Kedua, Menteri BUMN telah mengabaikan asas kompetensi dan prinsip pembagian kekuasaan dengan memasukkan unsur-unsur aktif TNI, Polri, Badan Intelijen Negara, Kejaksaan, Kehakiman, serta BPK sebagai komisaris BUMN.
Menurutnya, penunjukan semacam ini telah mengacaukan sistem meritokrasi di dalam perusahaan negara, maupun mengacaukan sistem tata negara modern yang seharusnya disiplin dengan pembagian kekuasaan. Fadli merujuk data Ombudsman RI saat ini bahwa ada 27 orang komisaris BUMN yang berasal dari TNI aktif, 13 orang dari Polri, 12 orang dari Kejaksaan, 10 orang dari BIN, dan 6 orang dari BPK.

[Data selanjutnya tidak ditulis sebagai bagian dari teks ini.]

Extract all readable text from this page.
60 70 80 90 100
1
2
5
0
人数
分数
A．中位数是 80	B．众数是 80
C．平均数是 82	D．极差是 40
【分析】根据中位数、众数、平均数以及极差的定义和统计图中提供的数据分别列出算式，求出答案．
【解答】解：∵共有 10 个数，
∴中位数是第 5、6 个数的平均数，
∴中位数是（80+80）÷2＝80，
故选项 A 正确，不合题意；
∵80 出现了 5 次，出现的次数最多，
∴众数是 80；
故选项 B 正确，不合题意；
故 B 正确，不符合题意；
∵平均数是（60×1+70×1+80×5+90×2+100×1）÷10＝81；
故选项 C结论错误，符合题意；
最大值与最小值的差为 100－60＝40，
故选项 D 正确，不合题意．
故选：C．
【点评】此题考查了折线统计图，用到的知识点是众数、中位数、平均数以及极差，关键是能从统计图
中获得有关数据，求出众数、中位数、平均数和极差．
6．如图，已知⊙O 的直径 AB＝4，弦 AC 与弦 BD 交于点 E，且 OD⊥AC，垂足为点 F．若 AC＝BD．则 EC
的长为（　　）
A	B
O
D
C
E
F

Dia mempertanyakan relevansinya tentara, polisi, jaksa dan hakim yang masih aktif dan berdinas dijadikan komisaris BUMN. Lagi pula, penunjukan semacam itu juga melanggar undang-undang. UU No. 34/2004 tentang Tentara Nasional Indonesia Pasal 47 ayat (1) dengan jelas menyatakan bahwa tentara hanya dapat menduduki jabatan sipil setelah mengundurkan diri atau pensiun dari dinas aktif keprajuritan.
Sedangkan, menurut temuan Ombudsman, mayoritas TNI yang menjabat komisaris BUMN status kedinasannya masih aktif. Hal serupa juga berlaku bagi anggota polisi, sebagaimana diatur oleh UU No. 2/2002 tentang Kepolisian Negara Republik Indonesia.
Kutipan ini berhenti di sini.